Military exercises with US begin in West Africa
Military exercises bringing together armed forces from Africa and Europe under US supervision began in Burkina Faso on Monday, aimed at reinforcing the continent's fight against extremist groups.
The exercises "will facilitate regional cooperation on security and the fight against terrorist organisations," Anthony Holmes, deputy commander of civilian-military activities for Africom, the US military command for Africa, said in Ouagadougou.
The exercises will run in the Sahel-Saharan region and neighbouring countries of West Africa until May 22.
The Sahel-Saharan area has been a base for several years for Al-Qaeda in the Islamic Maghreb (Aqmi), which has seized Western hostages. It is also a zone plagued with drugs and human trafficking.
About 1,200 soldiers will take part in the exercises, including 600 US Special Forces, and some 400 African and 150 European troops.
Besides the hosts, the other African countries participating in the operation include Algeria, Mali, Morocco, Mauritania, Nigeria, Senegal, Chad and Tunisia, with European contingents from Belgium, Spain, France, Britain and the Netherlands.

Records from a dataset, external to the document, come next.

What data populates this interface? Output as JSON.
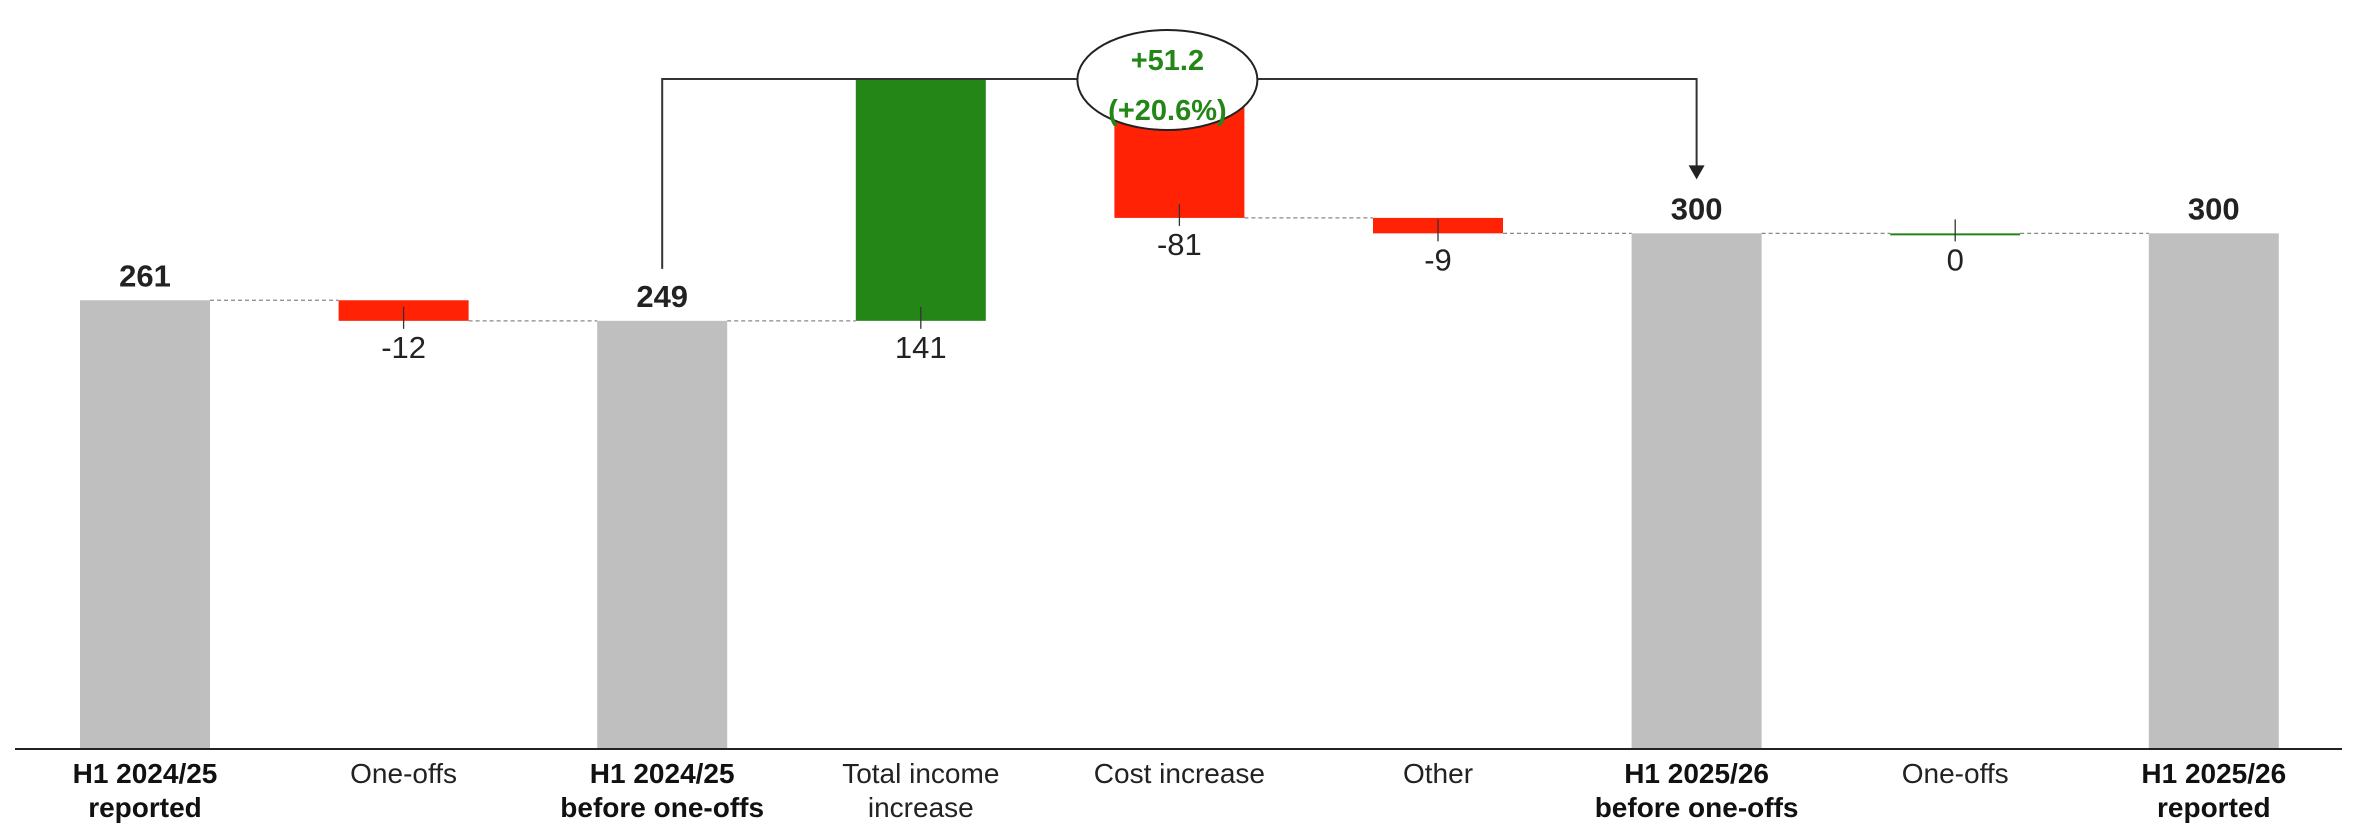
{
  "chart_data": {
    "type": "waterfall",
    "title": "",
    "categories": [
      [
        "H1 2024/25",
        "reported"
      ],
      [
        "One-offs"
      ],
      [
        "H1 2024/25",
        "before one-offs"
      ],
      [
        "Total income",
        "increase"
      ],
      [
        "Cost increase"
      ],
      [
        "Other"
      ],
      [
        "H1 2025/26",
        "before one-offs"
      ],
      [
        "One-offs"
      ],
      [
        "H1 2025/26",
        "reported"
      ]
    ],
    "kinds": [
      "total",
      "delta",
      "total",
      "delta",
      "delta",
      "delta",
      "total",
      "delta",
      "total"
    ],
    "values": [
      261,
      -12,
      249,
      141,
      -81,
      -9,
      300,
      0,
      300
    ],
    "value_labels": [
      "261",
      "-12",
      "249",
      "141",
      "-81",
      "-9",
      "300",
      "0",
      "300"
    ],
    "ylim": [
      0,
      320
    ],
    "connector": {
      "from_category": 2,
      "to_category": 6,
      "label_line1": "+51.2",
      "label_line2": "(+20.6%)"
    },
    "colors": {
      "total": "#bfbfbf",
      "increase": "#248617",
      "decrease": "#ff2205",
      "axis": "#222222",
      "connector": "#888888",
      "bubble_text": "#248617"
    }
  }
}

Burkina Faso's Defence Minister Yero Boly said the exercises would establish a strategy for the countries in the region aimed "at the eradication of terrorism and trans-border criminality of all kinds," he said.
Boly also sought to quash rumours declaring that "Burkina Faso never proposed establishing an American military base or becoming the headquarters for Africom," he told journalists.
Holmes also stated that Africom would remain based in Germany.
Washington had tried to headquarter Africom on the continent when it was created in 2007, but was turned down by several African countries including Algeria and Nigeria.